LONDON Despite the impending closure of a German wafer fab, LFoundry GmbH is continuing operations and is looking to expand sales based on output from its French wafer fab, Lfoundry Rousset SAS.
Michael Lehnert, CEO of Lfoundry GmbH, told EE Times that the wafer fab in Germany named Landshut Silicon Foundry GmbH is insolvent and has an administrator in place. Lehnert added that Landshut Silicon Foundry GmbH is a separate, parallel entity to Lfoundry GmbH. Lfoundry GmbH continues and has a sustainable future based on its ownership of Lfoundry Rousset, Lehnert said.
Lehnert said that 60 employees out of 295 remain at Landshut Silicon Foundry GmbH, the rest having already been laid off. "The decision has been made to shut down the fab and sell off the equipment," Lehnert said.
Landshut Silicon Foundry and Lfoundry GmbH are owned by the same set of shareholders, according to a chart supplied by Lfoundry GmbH. However, Lfoundry GmbH does not own 100 percent of Lfoundry Rousset SAS. Lfoundry was originally formed around the acquisition of a wafer fab from Renesas in 2008. The legal structure changed when it acquired the Rousset fab, Lehnert said.
Organizational structure of Lfoundry. Source Lfoundry GmbH
Lfoundry GmbH has issued a press release providing guidance for its 2011 financial year. The company said that Lfoundry Rousset has achieved 46 million euros (about $62 million) in revenues for the first six months of its fiscal year ending Sept. 30. The goal is to exceed 100 million euro (about $136 million) in revenues for the fiscal year ending March 2012. LFoundry Rousset however anticipates some demand slowdown in 2012 due to the global economic crisis.
The company said it has the support of partners and with that support it expects annual revenues to reach 150 million euro (about $200 million) within three years.
Since its formation in June 2009 Lfoundry Rousset has been developing
technologies targeted at added value applications such as smartcard,
defense and aerospace, automotive and energy management. Meanwhile a subisidiary company, Lfoundry Technologies GmbH located in Germany, employs about 30 people, said Lehnert. "They are working on developing process technologies, PDKs [physical design kits] and providing engineering services," said Lehnert.
Lfoundry Rousset is not endangered by the closure of the Landshut fab and will continue to execute its development plan, the company said, adding that it is encouraged by recent agreements with customers and strategic partners.
Jean-Pierre Delesse, president of Lfoundry Rousset SAS, said that the only way Lfoundry Rousset was affected by the insolvency of Landshut Silicon Foundry (LSF) was in relation to some equipment that Lfoundry Rousset had bought from LSF which had been frozen by the administrator.

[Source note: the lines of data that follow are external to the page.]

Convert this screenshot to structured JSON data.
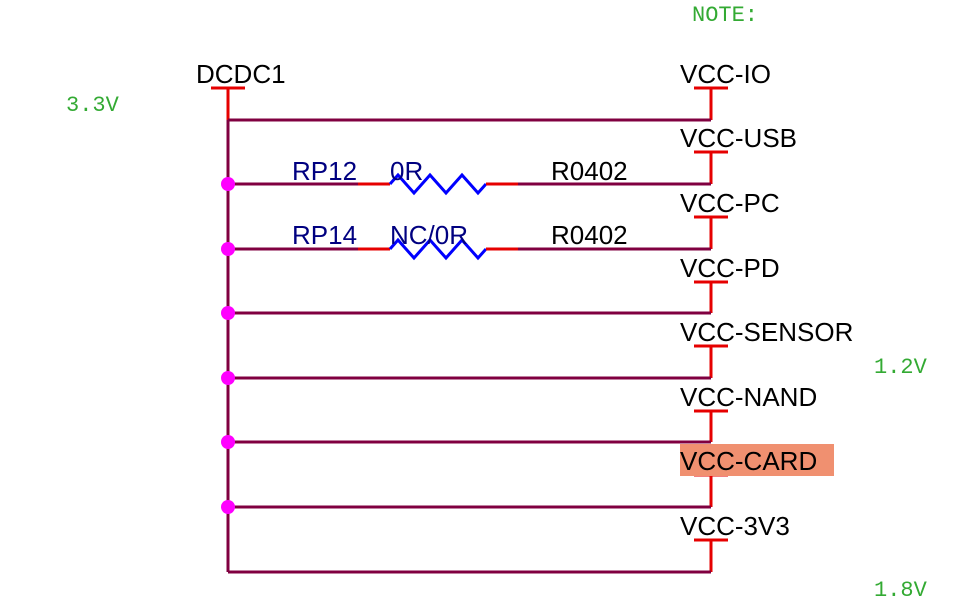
{
  "note": "NOTE:",
  "source": {
    "net": "DCDC1",
    "voltage": "3.3V"
  },
  "voltages": {
    "v12": "1.2V",
    "v18": "1.8V"
  },
  "resistors": [
    {
      "refdes": "RP12",
      "value": "0R",
      "footprint": "R0402"
    },
    {
      "refdes": "RP14",
      "value": "NC/0R",
      "footprint": "R0402"
    }
  ],
  "nets": [
    "VCC-IO",
    "VCC-USB",
    "VCC-PC",
    "VCC-PD",
    "VCC-SENSOR",
    "VCC-NAND",
    "VCC-CARD",
    "VCC-3V3"
  ],
  "highlighted_net": "VCC-CARD",
  "colors": {
    "wire": "#800040",
    "pin": "#e60000",
    "resistor": "#0000ff",
    "junction": "#ff00ff",
    "note": "#33aa33",
    "ref_text": "#000080",
    "highlight": "#f09070"
  }
}
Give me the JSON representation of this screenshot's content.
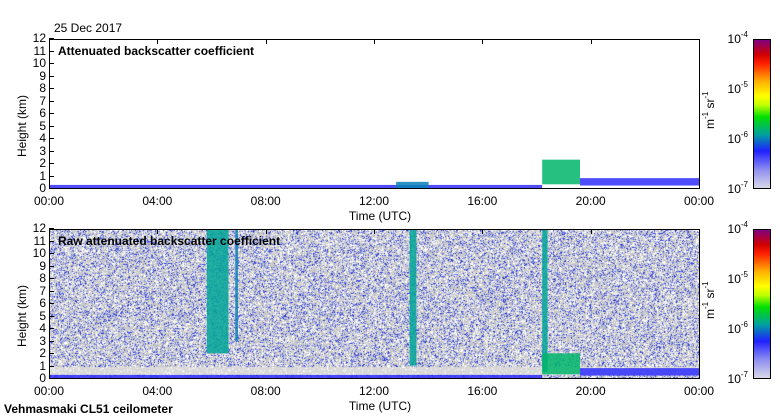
{
  "header": {
    "date": "25 Dec 2017"
  },
  "footer": {
    "instrument": "Vehmasmaki CL51 ceilometer"
  },
  "colors": {
    "noise_gray": "#c8c8c8",
    "speckle_blue": "#3040e0",
    "cloud_green": "#20c040"
  },
  "chart_data": [
    {
      "type": "heatmap",
      "title": "Attenuated backscatter coefficient",
      "xlabel": "Time (UTC)",
      "ylabel": "Height (km)",
      "xlim": [
        0,
        24
      ],
      "ylim": [
        0,
        12
      ],
      "xticks": [
        "00:00",
        "04:00",
        "08:00",
        "12:00",
        "16:00",
        "20:00",
        "00:00"
      ],
      "yticks": [
        "0",
        "1",
        "2",
        "3",
        "4",
        "5",
        "6",
        "7",
        "8",
        "9",
        "10",
        "11",
        "12"
      ],
      "colorbar": {
        "label_base": "m",
        "label_exp1": "-1",
        "label_mid": " sr",
        "label_exp2": "-1",
        "ticks": [
          "-7",
          "-6",
          "-5",
          "-4"
        ],
        "tick_base": "10",
        "scale": "log"
      },
      "noise_background": false,
      "features": [
        {
          "name": "surface-layer",
          "t0": 0,
          "t1": 18.2,
          "h0": 0,
          "h1": 0.25,
          "log10": -6.3
        },
        {
          "name": "aerosol-near-13h",
          "t0": 12.8,
          "t1": 14.0,
          "h0": 0,
          "h1": 0.5,
          "log10": -6.0
        },
        {
          "name": "low-cloud",
          "t0": 18.2,
          "t1": 19.6,
          "h0": 0.3,
          "h1": 2.3,
          "log10": -5.8
        },
        {
          "name": "boundary-layer-late",
          "t0": 19.6,
          "t1": 24,
          "h0": 0.2,
          "h1": 0.8,
          "log10": -6.3
        }
      ]
    },
    {
      "type": "heatmap",
      "title": "Raw attenuated backscatter coefficient",
      "xlabel": "Time (UTC)",
      "ylabel": "Height (km)",
      "xlim": [
        0,
        24
      ],
      "ylim": [
        0,
        12
      ],
      "xticks": [
        "00:00",
        "04:00",
        "08:00",
        "12:00",
        "16:00",
        "20:00",
        "00:00"
      ],
      "yticks": [
        "0",
        "1",
        "2",
        "3",
        "4",
        "5",
        "6",
        "7",
        "8",
        "9",
        "10",
        "11",
        "12"
      ],
      "colorbar": {
        "label_base": "m",
        "label_exp1": "-1",
        "label_mid": " sr",
        "label_exp2": "-1",
        "ticks": [
          "-7",
          "-6",
          "-5",
          "-4"
        ],
        "tick_base": "10",
        "scale": "log"
      },
      "noise_background": true,
      "features": [
        {
          "name": "surface-layer",
          "t0": 0,
          "t1": 18.2,
          "h0": 0,
          "h1": 0.25,
          "log10": -6.3
        },
        {
          "name": "cloud-column-6h",
          "t0": 5.8,
          "t1": 6.6,
          "h0": 2.0,
          "h1": 12,
          "log10": -5.9
        },
        {
          "name": "cloud-column-6h-narrow",
          "t0": 6.85,
          "t1": 6.95,
          "h0": 3.0,
          "h1": 12,
          "log10": -6.0
        },
        {
          "name": "cloud-column-13h",
          "t0": 13.3,
          "t1": 13.55,
          "h0": 1.0,
          "h1": 12,
          "log10": -5.9
        },
        {
          "name": "cloud-column-18h",
          "t0": 18.2,
          "t1": 18.4,
          "h0": 0.5,
          "h1": 12,
          "log10": -5.9
        },
        {
          "name": "low-cloud",
          "t0": 18.2,
          "t1": 19.6,
          "h0": 0.3,
          "h1": 2.0,
          "log10": -5.8
        },
        {
          "name": "boundary-layer-late",
          "t0": 19.6,
          "t1": 24,
          "h0": 0.2,
          "h1": 0.8,
          "log10": -6.3
        }
      ]
    }
  ]
}
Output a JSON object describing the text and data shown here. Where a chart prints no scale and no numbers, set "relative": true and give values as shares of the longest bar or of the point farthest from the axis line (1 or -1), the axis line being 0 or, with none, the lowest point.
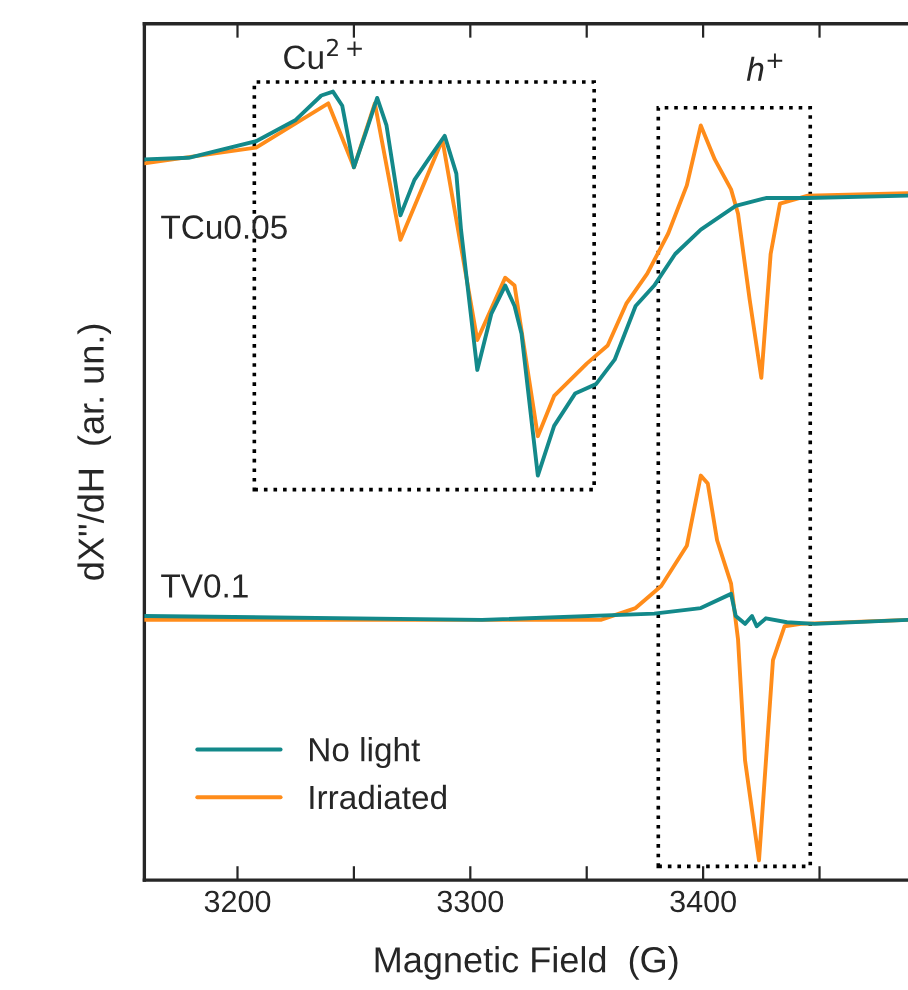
{
  "chart_data": {
    "type": "line",
    "relative": true,
    "xlabel": "Magnetic Field  (G)",
    "ylabel": "dX''/dH  (ar. un.)",
    "xlim": [
      3160,
      3488
    ],
    "xticks": [
      3200,
      {
        "value": 3250,
        "label": null
      },
      3300,
      {
        "value": 3350,
        "label": null
      },
      3400,
      {
        "value": 3450,
        "label": null
      }
    ],
    "legend": "bottom left",
    "grid": false,
    "marker": "none",
    "line_style": "solid",
    "series": [
      {
        "name": "No light",
        "color": "#13898a",
        "x": [
          3160,
          3179,
          3208,
          3225,
          3236,
          3241,
          3245,
          3250,
          3255,
          3260,
          3264,
          3270,
          3276,
          3282,
          3289,
          3294,
          3296,
          3303,
          3309,
          3315,
          3319,
          3322,
          3329,
          3336,
          3345,
          3354,
          3362,
          3371,
          3379,
          3388,
          3399,
          3414,
          3427,
          3445,
          3488
        ],
        "values": [
          0.914,
          0.916,
          0.937,
          0.964,
          0.995,
          1.0,
          0.982,
          0.904,
          0.947,
          0.992,
          0.957,
          0.843,
          0.888,
          0.914,
          0.944,
          0.896,
          0.825,
          0.647,
          0.718,
          0.754,
          0.728,
          0.693,
          0.513,
          0.576,
          0.617,
          0.629,
          0.66,
          0.728,
          0.754,
          0.794,
          0.825,
          0.855,
          0.865,
          0.865,
          0.868
        ]
      },
      {
        "name": "Irradiated",
        "color": "#ff8c1a",
        "x": [
          3160,
          3208,
          3239,
          3250,
          3259,
          3270,
          3288,
          3303,
          3315,
          3319,
          3329,
          3336,
          3350,
          3359,
          3367,
          3376,
          3385,
          3393,
          3399,
          3405,
          3412,
          3415,
          3420,
          3425,
          3429,
          3433,
          3445,
          3488
        ],
        "values": [
          0.909,
          0.929,
          0.985,
          0.904,
          0.985,
          0.812,
          0.939,
          0.685,
          0.764,
          0.754,
          0.563,
          0.614,
          0.655,
          0.678,
          0.731,
          0.769,
          0.82,
          0.881,
          0.957,
          0.914,
          0.876,
          0.845,
          0.736,
          0.637,
          0.794,
          0.858,
          0.868,
          0.871
        ]
      },
      {
        "color": "#13898a",
        "x": [
          3160,
          3305,
          3379,
          3399,
          3412,
          3414,
          3418,
          3421,
          3423,
          3427,
          3436,
          3448,
          3488
        ],
        "values": [
          0.335,
          0.33,
          0.338,
          0.345,
          0.363,
          0.335,
          0.325,
          0.335,
          0.322,
          0.332,
          0.327,
          0.325,
          0.33
        ]
      },
      {
        "color": "#ff8c1a",
        "x": [
          3160,
          3356,
          3371,
          3382,
          3393,
          3399,
          3402,
          3406,
          3412,
          3415,
          3418,
          3424,
          3427,
          3430,
          3435,
          3442,
          3488
        ],
        "values": [
          0.33,
          0.33,
          0.345,
          0.373,
          0.424,
          0.513,
          0.503,
          0.431,
          0.376,
          0.305,
          0.152,
          0.025,
          0.152,
          0.279,
          0.322,
          0.325,
          0.33
        ]
      }
    ],
    "annotations": [
      "Cu$^{2+}$",
      "h$^{+}$",
      "TCu0.05",
      "TV0.1"
    ]
  }
}
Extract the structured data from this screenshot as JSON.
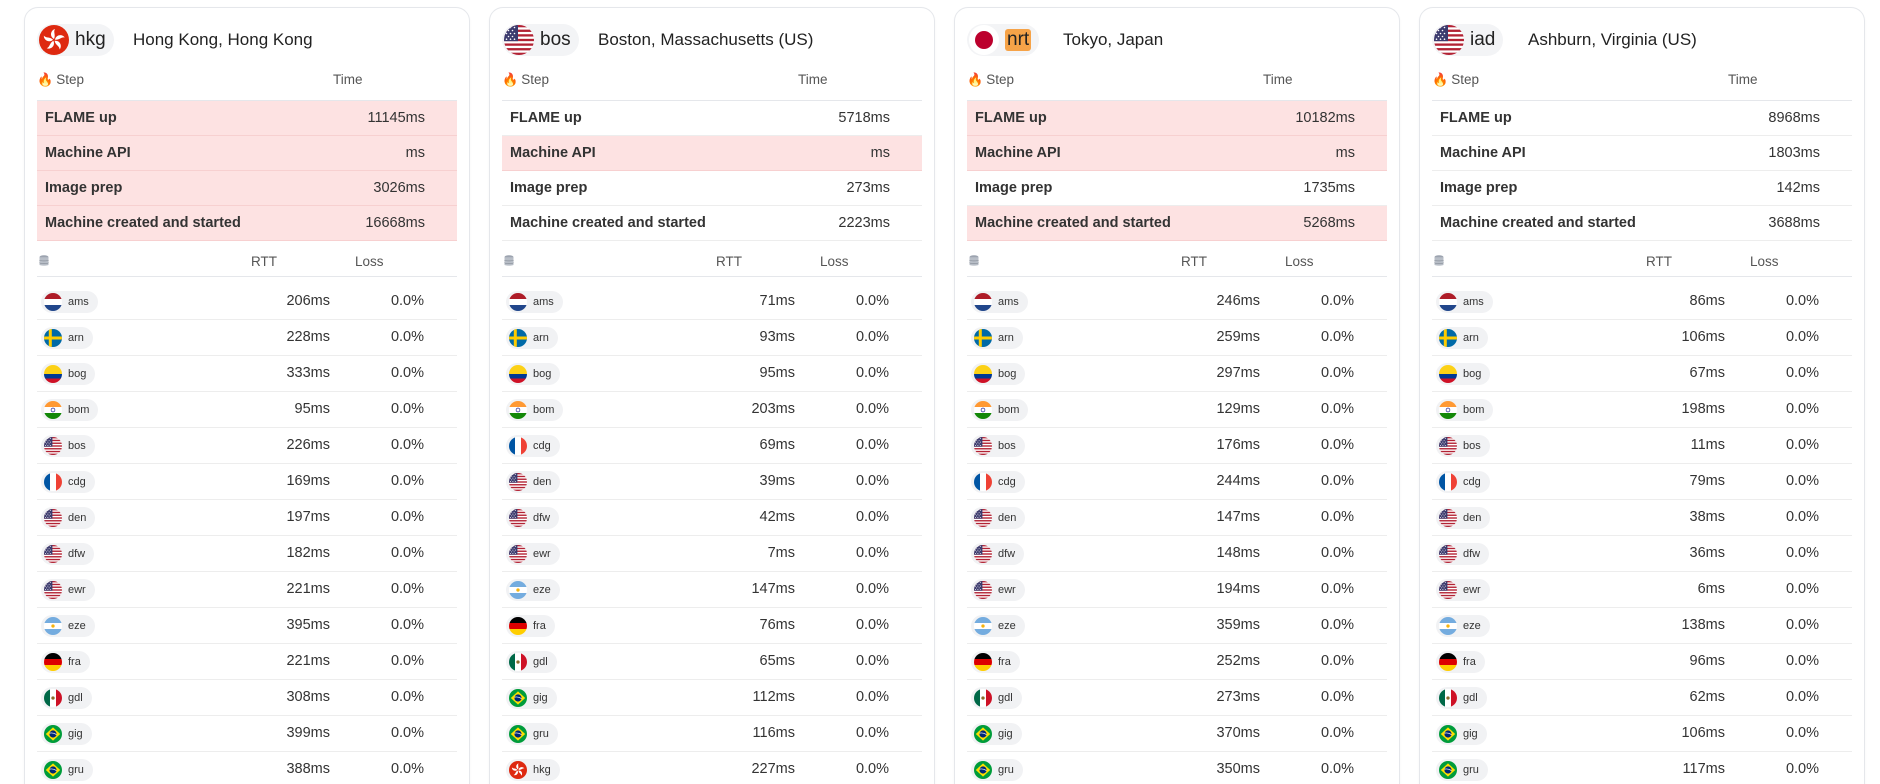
{
  "headers": {
    "step": "Step",
    "time": "Time",
    "rtt": "RTT",
    "loss": "Loss"
  },
  "cards": [
    {
      "code": "hkg",
      "name": "Hong Kong, Hong Kong",
      "flag": "hk-flag",
      "highlight": false,
      "steps": [
        {
          "label": "FLAME up",
          "time": "11145ms",
          "slow": true
        },
        {
          "label": "Machine API",
          "time": "ms",
          "slow": true
        },
        {
          "label": "Image prep",
          "time": "3026ms",
          "slow": true
        },
        {
          "label": "Machine created and started",
          "time": "16668ms",
          "slow": true
        }
      ],
      "pings": [
        {
          "code": "ams",
          "flag": "nl-flag",
          "rtt": "206ms",
          "loss": "0.0%"
        },
        {
          "code": "arn",
          "flag": "se-flag",
          "rtt": "228ms",
          "loss": "0.0%"
        },
        {
          "code": "bog",
          "flag": "co-flag",
          "rtt": "333ms",
          "loss": "0.0%"
        },
        {
          "code": "bom",
          "flag": "in-flag",
          "rtt": "95ms",
          "loss": "0.0%"
        },
        {
          "code": "bos",
          "flag": "us-flag",
          "rtt": "226ms",
          "loss": "0.0%"
        },
        {
          "code": "cdg",
          "flag": "fr-flag",
          "rtt": "169ms",
          "loss": "0.0%"
        },
        {
          "code": "den",
          "flag": "us-flag",
          "rtt": "197ms",
          "loss": "0.0%"
        },
        {
          "code": "dfw",
          "flag": "us-flag",
          "rtt": "182ms",
          "loss": "0.0%"
        },
        {
          "code": "ewr",
          "flag": "us-flag",
          "rtt": "221ms",
          "loss": "0.0%"
        },
        {
          "code": "eze",
          "flag": "ar-flag",
          "rtt": "395ms",
          "loss": "0.0%"
        },
        {
          "code": "fra",
          "flag": "de-flag",
          "rtt": "221ms",
          "loss": "0.0%"
        },
        {
          "code": "gdl",
          "flag": "mx-flag",
          "rtt": "308ms",
          "loss": "0.0%"
        },
        {
          "code": "gig",
          "flag": "br-flag",
          "rtt": "399ms",
          "loss": "0.0%"
        },
        {
          "code": "gru",
          "flag": "br-flag",
          "rtt": "388ms",
          "loss": "0.0%"
        }
      ]
    },
    {
      "code": "bos",
      "name": "Boston, Massachusetts (US)",
      "flag": "us-flag",
      "highlight": false,
      "steps": [
        {
          "label": "FLAME up",
          "time": "5718ms",
          "slow": false
        },
        {
          "label": "Machine API",
          "time": "ms",
          "slow": true
        },
        {
          "label": "Image prep",
          "time": "273ms",
          "slow": false
        },
        {
          "label": "Machine created and started",
          "time": "2223ms",
          "slow": false
        }
      ],
      "pings": [
        {
          "code": "ams",
          "flag": "nl-flag",
          "rtt": "71ms",
          "loss": "0.0%"
        },
        {
          "code": "arn",
          "flag": "se-flag",
          "rtt": "93ms",
          "loss": "0.0%"
        },
        {
          "code": "bog",
          "flag": "co-flag",
          "rtt": "95ms",
          "loss": "0.0%"
        },
        {
          "code": "bom",
          "flag": "in-flag",
          "rtt": "203ms",
          "loss": "0.0%"
        },
        {
          "code": "cdg",
          "flag": "fr-flag",
          "rtt": "69ms",
          "loss": "0.0%"
        },
        {
          "code": "den",
          "flag": "us-flag",
          "rtt": "39ms",
          "loss": "0.0%"
        },
        {
          "code": "dfw",
          "flag": "us-flag",
          "rtt": "42ms",
          "loss": "0.0%"
        },
        {
          "code": "ewr",
          "flag": "us-flag",
          "rtt": "7ms",
          "loss": "0.0%"
        },
        {
          "code": "eze",
          "flag": "ar-flag",
          "rtt": "147ms",
          "loss": "0.0%"
        },
        {
          "code": "fra",
          "flag": "de-flag",
          "rtt": "76ms",
          "loss": "0.0%"
        },
        {
          "code": "gdl",
          "flag": "mx-flag",
          "rtt": "65ms",
          "loss": "0.0%"
        },
        {
          "code": "gig",
          "flag": "br-flag",
          "rtt": "112ms",
          "loss": "0.0%"
        },
        {
          "code": "gru",
          "flag": "br-flag",
          "rtt": "116ms",
          "loss": "0.0%"
        },
        {
          "code": "hkg",
          "flag": "hk-flag",
          "rtt": "227ms",
          "loss": "0.0%"
        }
      ]
    },
    {
      "code": "nrt",
      "name": "Tokyo, Japan",
      "flag": "jp-flag",
      "highlight": true,
      "steps": [
        {
          "label": "FLAME up",
          "time": "10182ms",
          "slow": true
        },
        {
          "label": "Machine API",
          "time": "ms",
          "slow": true
        },
        {
          "label": "Image prep",
          "time": "1735ms",
          "slow": false
        },
        {
          "label": "Machine created and started",
          "time": "5268ms",
          "slow": true
        }
      ],
      "pings": [
        {
          "code": "ams",
          "flag": "nl-flag",
          "rtt": "246ms",
          "loss": "0.0%"
        },
        {
          "code": "arn",
          "flag": "se-flag",
          "rtt": "259ms",
          "loss": "0.0%"
        },
        {
          "code": "bog",
          "flag": "co-flag",
          "rtt": "297ms",
          "loss": "0.0%"
        },
        {
          "code": "bom",
          "flag": "in-flag",
          "rtt": "129ms",
          "loss": "0.0%"
        },
        {
          "code": "bos",
          "flag": "us-flag",
          "rtt": "176ms",
          "loss": "0.0%"
        },
        {
          "code": "cdg",
          "flag": "fr-flag",
          "rtt": "244ms",
          "loss": "0.0%"
        },
        {
          "code": "den",
          "flag": "us-flag",
          "rtt": "147ms",
          "loss": "0.0%"
        },
        {
          "code": "dfw",
          "flag": "us-flag",
          "rtt": "148ms",
          "loss": "0.0%"
        },
        {
          "code": "ewr",
          "flag": "us-flag",
          "rtt": "194ms",
          "loss": "0.0%"
        },
        {
          "code": "eze",
          "flag": "ar-flag",
          "rtt": "359ms",
          "loss": "0.0%"
        },
        {
          "code": "fra",
          "flag": "de-flag",
          "rtt": "252ms",
          "loss": "0.0%"
        },
        {
          "code": "gdl",
          "flag": "mx-flag",
          "rtt": "273ms",
          "loss": "0.0%"
        },
        {
          "code": "gig",
          "flag": "br-flag",
          "rtt": "370ms",
          "loss": "0.0%"
        },
        {
          "code": "gru",
          "flag": "br-flag",
          "rtt": "350ms",
          "loss": "0.0%"
        }
      ]
    },
    {
      "code": "iad",
      "name": "Ashburn, Virginia (US)",
      "flag": "us-flag",
      "highlight": false,
      "steps": [
        {
          "label": "FLAME up",
          "time": "8968ms",
          "slow": false
        },
        {
          "label": "Machine API",
          "time": "1803ms",
          "slow": false
        },
        {
          "label": "Image prep",
          "time": "142ms",
          "slow": false
        },
        {
          "label": "Machine created and started",
          "time": "3688ms",
          "slow": false
        }
      ],
      "pings": [
        {
          "code": "ams",
          "flag": "nl-flag",
          "rtt": "86ms",
          "loss": "0.0%"
        },
        {
          "code": "arn",
          "flag": "se-flag",
          "rtt": "106ms",
          "loss": "0.0%"
        },
        {
          "code": "bog",
          "flag": "co-flag",
          "rtt": "67ms",
          "loss": "0.0%"
        },
        {
          "code": "bom",
          "flag": "in-flag",
          "rtt": "198ms",
          "loss": "0.0%"
        },
        {
          "code": "bos",
          "flag": "us-flag",
          "rtt": "11ms",
          "loss": "0.0%"
        },
        {
          "code": "cdg",
          "flag": "fr-flag",
          "rtt": "79ms",
          "loss": "0.0%"
        },
        {
          "code": "den",
          "flag": "us-flag",
          "rtt": "38ms",
          "loss": "0.0%"
        },
        {
          "code": "dfw",
          "flag": "us-flag",
          "rtt": "36ms",
          "loss": "0.0%"
        },
        {
          "code": "ewr",
          "flag": "us-flag",
          "rtt": "6ms",
          "loss": "0.0%"
        },
        {
          "code": "eze",
          "flag": "ar-flag",
          "rtt": "138ms",
          "loss": "0.0%"
        },
        {
          "code": "fra",
          "flag": "de-flag",
          "rtt": "96ms",
          "loss": "0.0%"
        },
        {
          "code": "gdl",
          "flag": "mx-flag",
          "rtt": "62ms",
          "loss": "0.0%"
        },
        {
          "code": "gig",
          "flag": "br-flag",
          "rtt": "106ms",
          "loss": "0.0%"
        },
        {
          "code": "gru",
          "flag": "br-flag",
          "rtt": "117ms",
          "loss": "0.0%"
        }
      ]
    }
  ]
}
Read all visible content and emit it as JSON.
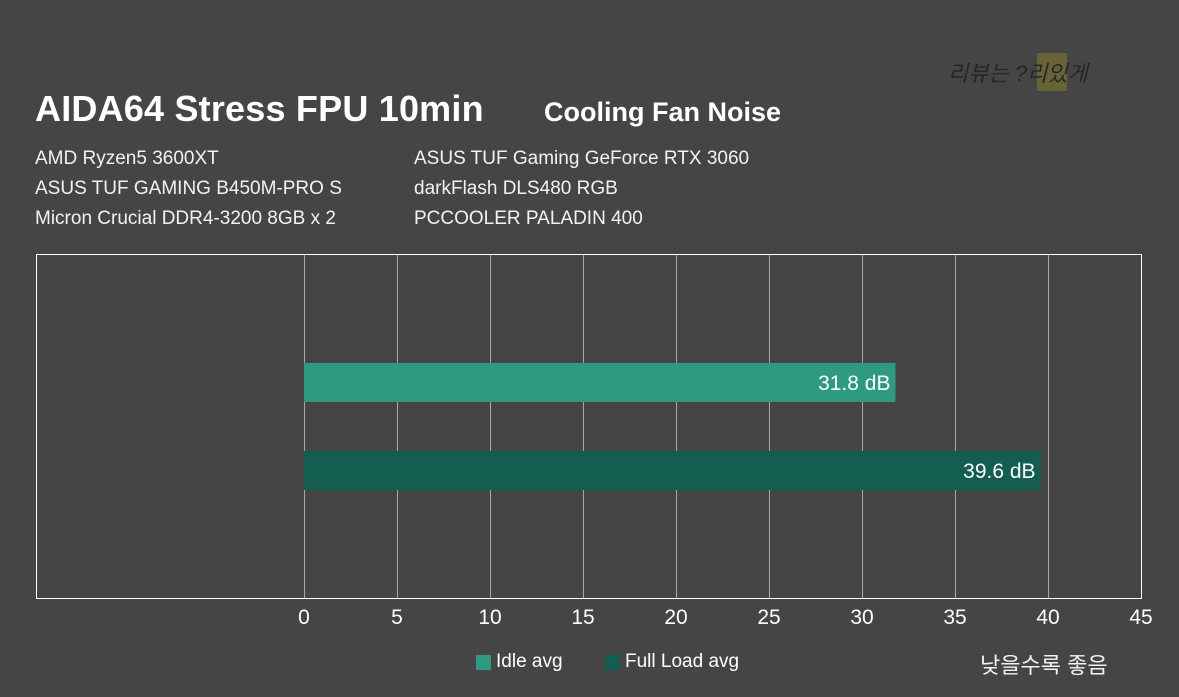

Meanwhile the Lfoundry Rousset wafer fab is busy fulfilling legacy contracts for Atmel, introducing the 150-nm CMOS process that was previously in production at LSF and developing a 110-nm CMOS with flash non-volatile memory extensions, Delesse said. Contracts with Atmel will last for at least two years, Delesse said, adding that Lfoundry Rousset is also capable of running other customers' process recipes for critical dimensions in the range 130-nm to 350-nm.
As of September 2011 Lfoundry Rousset employed 788 staff including 185 engineers. The wafer fab runs 200-mm diameter wafers through a clean room of 12,000 square meters. It has a manufacturing capacity of about 25,000 wafer starts per month, according to data provided by the company.